Subspace approximation with outliers
- URL: http://arxiv.org/abs/2006.16573v1
- Date: Tue, 30 Jun 2020 07:22:33 GMT
- Title: Subspace approximation with outliers
- Authors: Amit Deshpande and Rameshwar Pratap
- Abstract summary: We show how to extend dimension reduction techniques and bi-criteria approximations based on sampling to the problem of subspace approximation with outliers.
Our results hold even when the fraction of outliers $alpha$ is large, as long as the obvious condition $0 delta leq 1 - alpha$ is satisfied.
- Score: 6.186553186139257
- License: http://arxiv.org/licenses/nonexclusive-distrib/1.0/
- Abstract: The subspace approximation problem with outliers, for given $n$ points in $d$
dimensions $x_{1},\ldots, x_{n} \in R^{d}$, an integer $1 \leq k \leq d$, and
an outlier parameter $0 \leq \alpha \leq 1$, is to find a $k$-dimensional
linear subspace of $R^{d}$ that minimizes the sum of squared distances to its
nearest $(1-\alpha)n$ points. More generally, the $\ell_{p}$ subspace
approximation problem with outliers minimizes the sum of $p$-th powers of
distances instead of the sum of squared distances. Even the case of robust PCA
is non-trivial, and previous work requires additional assumptions on the input.
Any multiplicative approximation algorithm for the subspace approximation
problem with outliers must solve the robust subspace recovery problem, a
special case in which the $(1-\alpha)n$ inliers in the optimal solution are
promised to lie exactly on a $k$-dimensional linear subspace. However, robust
subspace recovery is Small Set Expansion (SSE)-hard.

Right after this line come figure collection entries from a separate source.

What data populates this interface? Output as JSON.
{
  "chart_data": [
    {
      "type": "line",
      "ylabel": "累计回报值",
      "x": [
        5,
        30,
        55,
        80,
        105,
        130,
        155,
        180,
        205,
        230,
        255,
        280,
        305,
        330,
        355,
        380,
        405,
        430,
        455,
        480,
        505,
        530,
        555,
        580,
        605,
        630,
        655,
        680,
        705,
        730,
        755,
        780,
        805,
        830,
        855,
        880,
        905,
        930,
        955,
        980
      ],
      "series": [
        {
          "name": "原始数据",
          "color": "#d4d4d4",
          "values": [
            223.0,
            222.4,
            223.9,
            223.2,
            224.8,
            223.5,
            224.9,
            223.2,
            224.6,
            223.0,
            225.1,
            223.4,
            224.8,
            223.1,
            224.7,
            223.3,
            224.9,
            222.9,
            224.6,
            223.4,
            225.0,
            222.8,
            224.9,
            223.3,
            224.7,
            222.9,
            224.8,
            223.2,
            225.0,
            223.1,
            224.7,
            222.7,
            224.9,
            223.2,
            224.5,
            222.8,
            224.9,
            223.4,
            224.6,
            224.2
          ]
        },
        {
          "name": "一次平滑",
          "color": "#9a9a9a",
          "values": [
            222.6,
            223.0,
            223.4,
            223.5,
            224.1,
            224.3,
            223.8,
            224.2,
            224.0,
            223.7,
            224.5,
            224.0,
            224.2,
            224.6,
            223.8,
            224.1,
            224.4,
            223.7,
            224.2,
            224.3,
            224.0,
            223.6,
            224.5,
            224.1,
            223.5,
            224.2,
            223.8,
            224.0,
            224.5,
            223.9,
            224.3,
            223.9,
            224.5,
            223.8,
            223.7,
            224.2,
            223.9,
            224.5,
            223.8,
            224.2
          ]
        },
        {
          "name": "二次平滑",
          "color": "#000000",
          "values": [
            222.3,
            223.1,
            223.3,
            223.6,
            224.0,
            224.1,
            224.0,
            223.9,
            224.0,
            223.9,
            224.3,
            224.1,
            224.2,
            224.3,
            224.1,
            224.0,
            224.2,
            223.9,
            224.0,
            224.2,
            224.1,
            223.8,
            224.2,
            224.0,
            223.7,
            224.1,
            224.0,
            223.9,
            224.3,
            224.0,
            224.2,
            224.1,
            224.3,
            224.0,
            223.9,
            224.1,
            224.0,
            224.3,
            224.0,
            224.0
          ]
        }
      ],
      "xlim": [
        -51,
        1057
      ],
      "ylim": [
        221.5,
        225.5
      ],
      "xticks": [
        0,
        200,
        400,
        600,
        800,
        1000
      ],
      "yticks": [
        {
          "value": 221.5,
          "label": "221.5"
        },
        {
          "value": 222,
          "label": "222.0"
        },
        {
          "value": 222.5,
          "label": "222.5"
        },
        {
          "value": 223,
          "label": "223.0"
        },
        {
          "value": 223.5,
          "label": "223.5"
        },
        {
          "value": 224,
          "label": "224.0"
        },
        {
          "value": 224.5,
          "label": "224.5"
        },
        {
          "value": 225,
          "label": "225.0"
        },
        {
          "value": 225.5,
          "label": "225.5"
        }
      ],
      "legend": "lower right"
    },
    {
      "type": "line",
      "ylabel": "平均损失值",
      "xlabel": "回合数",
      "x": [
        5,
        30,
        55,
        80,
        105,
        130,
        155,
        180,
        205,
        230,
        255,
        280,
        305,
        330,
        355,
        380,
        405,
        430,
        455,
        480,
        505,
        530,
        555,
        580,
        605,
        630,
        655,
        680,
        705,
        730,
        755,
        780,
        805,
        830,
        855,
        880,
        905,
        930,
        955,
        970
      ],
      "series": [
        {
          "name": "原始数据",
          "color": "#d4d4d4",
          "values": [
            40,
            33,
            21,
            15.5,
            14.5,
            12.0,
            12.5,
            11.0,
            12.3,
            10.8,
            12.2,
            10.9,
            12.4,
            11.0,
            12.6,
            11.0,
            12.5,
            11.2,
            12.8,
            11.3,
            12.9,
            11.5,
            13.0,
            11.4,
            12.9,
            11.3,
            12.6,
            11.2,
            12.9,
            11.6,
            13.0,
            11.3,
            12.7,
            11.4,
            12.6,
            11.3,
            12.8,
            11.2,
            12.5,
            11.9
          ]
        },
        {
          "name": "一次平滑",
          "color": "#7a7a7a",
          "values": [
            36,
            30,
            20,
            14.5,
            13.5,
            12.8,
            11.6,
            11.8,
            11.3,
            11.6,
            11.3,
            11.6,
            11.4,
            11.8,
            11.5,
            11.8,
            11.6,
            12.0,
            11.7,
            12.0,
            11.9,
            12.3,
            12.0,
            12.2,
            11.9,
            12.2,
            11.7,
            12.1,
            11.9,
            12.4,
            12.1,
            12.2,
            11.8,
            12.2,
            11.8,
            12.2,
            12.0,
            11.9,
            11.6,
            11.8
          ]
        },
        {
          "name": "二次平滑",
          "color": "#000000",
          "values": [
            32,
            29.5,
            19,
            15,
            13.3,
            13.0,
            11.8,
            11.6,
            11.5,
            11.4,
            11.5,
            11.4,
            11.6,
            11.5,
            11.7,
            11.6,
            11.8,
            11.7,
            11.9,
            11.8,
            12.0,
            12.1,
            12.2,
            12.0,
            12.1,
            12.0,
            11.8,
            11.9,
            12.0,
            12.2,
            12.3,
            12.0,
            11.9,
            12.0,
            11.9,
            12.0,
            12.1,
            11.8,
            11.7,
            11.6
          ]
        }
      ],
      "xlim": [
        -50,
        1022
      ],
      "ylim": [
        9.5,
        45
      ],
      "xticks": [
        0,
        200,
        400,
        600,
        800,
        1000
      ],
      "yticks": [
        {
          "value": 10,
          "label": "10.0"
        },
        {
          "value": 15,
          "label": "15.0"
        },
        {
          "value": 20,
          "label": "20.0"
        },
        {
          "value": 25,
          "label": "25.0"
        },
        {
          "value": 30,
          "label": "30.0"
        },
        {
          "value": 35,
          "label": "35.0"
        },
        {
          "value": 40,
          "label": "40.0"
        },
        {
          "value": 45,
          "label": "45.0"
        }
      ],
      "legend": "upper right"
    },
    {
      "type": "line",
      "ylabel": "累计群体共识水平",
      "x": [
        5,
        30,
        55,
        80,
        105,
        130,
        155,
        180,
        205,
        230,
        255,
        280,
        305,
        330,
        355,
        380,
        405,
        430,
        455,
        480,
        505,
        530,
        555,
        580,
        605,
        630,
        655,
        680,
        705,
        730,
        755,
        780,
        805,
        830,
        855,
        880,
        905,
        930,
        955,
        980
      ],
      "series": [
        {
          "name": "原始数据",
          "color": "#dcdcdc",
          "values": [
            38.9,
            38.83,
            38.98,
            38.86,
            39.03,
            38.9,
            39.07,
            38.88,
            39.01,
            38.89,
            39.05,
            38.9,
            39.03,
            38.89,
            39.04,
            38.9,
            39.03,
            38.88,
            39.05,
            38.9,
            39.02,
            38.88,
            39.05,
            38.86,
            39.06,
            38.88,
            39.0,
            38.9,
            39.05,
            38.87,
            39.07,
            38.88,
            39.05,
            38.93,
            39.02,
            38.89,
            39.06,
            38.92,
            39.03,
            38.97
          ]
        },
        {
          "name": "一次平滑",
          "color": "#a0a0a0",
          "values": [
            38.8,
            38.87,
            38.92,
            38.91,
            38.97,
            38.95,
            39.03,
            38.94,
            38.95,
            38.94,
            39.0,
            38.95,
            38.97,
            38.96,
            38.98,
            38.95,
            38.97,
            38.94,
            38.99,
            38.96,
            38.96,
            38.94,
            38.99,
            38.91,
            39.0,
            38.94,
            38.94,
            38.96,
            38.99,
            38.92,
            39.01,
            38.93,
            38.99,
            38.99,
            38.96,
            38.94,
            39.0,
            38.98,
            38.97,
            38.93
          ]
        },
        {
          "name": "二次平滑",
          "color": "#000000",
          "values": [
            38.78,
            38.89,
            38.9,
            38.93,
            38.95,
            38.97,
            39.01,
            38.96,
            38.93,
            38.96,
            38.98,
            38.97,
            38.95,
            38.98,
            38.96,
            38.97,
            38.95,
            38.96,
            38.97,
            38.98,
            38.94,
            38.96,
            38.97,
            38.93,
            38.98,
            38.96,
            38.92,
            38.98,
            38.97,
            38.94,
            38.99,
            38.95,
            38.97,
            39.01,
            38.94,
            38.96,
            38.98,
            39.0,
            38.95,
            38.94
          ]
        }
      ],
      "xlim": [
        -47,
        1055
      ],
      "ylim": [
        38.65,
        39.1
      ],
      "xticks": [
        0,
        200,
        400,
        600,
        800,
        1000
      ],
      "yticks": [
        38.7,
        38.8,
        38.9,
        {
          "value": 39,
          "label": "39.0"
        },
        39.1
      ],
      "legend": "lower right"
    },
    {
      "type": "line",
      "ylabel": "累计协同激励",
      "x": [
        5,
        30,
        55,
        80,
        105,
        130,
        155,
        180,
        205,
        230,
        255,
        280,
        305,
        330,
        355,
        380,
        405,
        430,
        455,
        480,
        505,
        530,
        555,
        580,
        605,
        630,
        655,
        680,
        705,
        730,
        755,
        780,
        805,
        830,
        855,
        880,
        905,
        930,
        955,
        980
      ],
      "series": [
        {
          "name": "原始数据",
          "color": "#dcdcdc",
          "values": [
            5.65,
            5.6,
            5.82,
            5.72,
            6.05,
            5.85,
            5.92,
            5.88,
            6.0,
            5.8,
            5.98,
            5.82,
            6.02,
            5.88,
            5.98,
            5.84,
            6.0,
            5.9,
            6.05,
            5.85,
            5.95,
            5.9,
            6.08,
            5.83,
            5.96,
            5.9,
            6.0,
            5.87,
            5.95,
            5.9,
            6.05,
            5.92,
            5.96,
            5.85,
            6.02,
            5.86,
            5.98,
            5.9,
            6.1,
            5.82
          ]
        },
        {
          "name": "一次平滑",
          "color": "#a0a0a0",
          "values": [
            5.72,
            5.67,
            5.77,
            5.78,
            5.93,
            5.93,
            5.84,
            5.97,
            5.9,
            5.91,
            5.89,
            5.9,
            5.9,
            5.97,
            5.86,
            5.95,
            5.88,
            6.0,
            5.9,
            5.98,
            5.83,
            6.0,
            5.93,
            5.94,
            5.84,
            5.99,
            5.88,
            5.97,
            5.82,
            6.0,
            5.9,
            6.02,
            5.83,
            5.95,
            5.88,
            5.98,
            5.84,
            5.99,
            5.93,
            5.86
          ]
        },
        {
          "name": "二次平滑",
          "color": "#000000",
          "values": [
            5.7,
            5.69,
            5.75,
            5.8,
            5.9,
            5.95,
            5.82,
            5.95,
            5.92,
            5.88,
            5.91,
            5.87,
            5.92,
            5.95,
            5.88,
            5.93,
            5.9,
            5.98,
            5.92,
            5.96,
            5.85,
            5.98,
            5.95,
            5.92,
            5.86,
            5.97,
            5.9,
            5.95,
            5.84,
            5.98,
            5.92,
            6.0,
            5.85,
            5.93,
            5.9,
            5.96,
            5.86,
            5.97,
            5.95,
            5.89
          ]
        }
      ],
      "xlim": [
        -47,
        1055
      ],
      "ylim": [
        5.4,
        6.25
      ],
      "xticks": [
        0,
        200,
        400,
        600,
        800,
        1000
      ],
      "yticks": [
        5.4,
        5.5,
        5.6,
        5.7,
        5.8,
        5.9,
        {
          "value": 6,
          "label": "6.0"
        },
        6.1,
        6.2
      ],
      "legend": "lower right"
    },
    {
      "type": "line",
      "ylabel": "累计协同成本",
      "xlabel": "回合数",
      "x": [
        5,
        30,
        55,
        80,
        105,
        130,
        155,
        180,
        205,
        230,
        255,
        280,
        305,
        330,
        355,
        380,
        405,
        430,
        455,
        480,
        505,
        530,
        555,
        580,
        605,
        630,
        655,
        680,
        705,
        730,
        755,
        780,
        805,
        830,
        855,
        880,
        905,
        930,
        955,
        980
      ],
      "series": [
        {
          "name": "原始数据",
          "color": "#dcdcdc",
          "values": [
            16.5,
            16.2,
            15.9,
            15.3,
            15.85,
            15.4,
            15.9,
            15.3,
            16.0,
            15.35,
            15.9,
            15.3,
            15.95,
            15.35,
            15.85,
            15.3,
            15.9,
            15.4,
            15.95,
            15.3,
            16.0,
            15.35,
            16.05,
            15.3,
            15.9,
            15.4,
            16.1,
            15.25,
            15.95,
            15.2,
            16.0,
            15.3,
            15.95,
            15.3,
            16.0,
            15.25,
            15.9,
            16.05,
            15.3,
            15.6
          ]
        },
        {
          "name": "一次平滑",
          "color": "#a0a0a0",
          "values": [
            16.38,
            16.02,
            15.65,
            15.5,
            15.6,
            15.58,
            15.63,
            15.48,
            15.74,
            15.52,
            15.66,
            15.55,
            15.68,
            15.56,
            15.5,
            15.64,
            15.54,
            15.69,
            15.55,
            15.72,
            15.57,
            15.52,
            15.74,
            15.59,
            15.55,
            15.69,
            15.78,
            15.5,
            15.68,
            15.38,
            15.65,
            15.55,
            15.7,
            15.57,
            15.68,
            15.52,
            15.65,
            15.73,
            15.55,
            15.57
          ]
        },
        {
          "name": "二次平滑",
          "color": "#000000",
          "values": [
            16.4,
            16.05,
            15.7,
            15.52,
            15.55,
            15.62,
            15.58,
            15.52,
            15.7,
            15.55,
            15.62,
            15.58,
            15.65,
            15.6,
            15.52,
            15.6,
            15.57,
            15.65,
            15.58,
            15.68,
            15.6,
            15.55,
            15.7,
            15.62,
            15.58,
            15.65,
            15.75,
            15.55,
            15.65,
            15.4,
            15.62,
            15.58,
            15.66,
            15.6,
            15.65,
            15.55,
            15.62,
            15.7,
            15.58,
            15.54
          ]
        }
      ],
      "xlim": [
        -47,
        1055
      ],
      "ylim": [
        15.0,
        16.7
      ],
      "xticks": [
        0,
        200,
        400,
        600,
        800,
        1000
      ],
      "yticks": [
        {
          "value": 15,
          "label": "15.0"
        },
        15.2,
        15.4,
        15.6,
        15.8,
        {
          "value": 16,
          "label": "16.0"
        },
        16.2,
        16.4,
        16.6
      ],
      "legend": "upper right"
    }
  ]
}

We show how to extend dimension reduction techniques and bi-criteria
approximations based on sampling to the problem of subspace approximation with
outliers. To get around the SSE-hardness of robust subspace recovery, we assume
that the squared distance error of the optimal $k$-dimensional subspace summed
over the optimal $(1-\alpha)n$ inliers is at least $\delta$ times its
squared-error summed over all $n$ points, for some $0 < \delta \leq 1 -
\alpha$. With this assumption, we give an efficient algorithm to find a subset
of $poly(k/\epsilon) \log(1/\delta) \log\log(1/\delta)$ points whose span
contains a $k$-dimensional subspace that gives a multiplicative
$(1+\epsilon)$-approximation to the optimal solution. The running time of our
algorithm is linear in $n$ and $d$. Interestingly, our results hold even when
the fraction of outliers $\alpha$ is large, as long as the obvious condition $0
< \delta \leq 1 - \alpha$ is satisfied.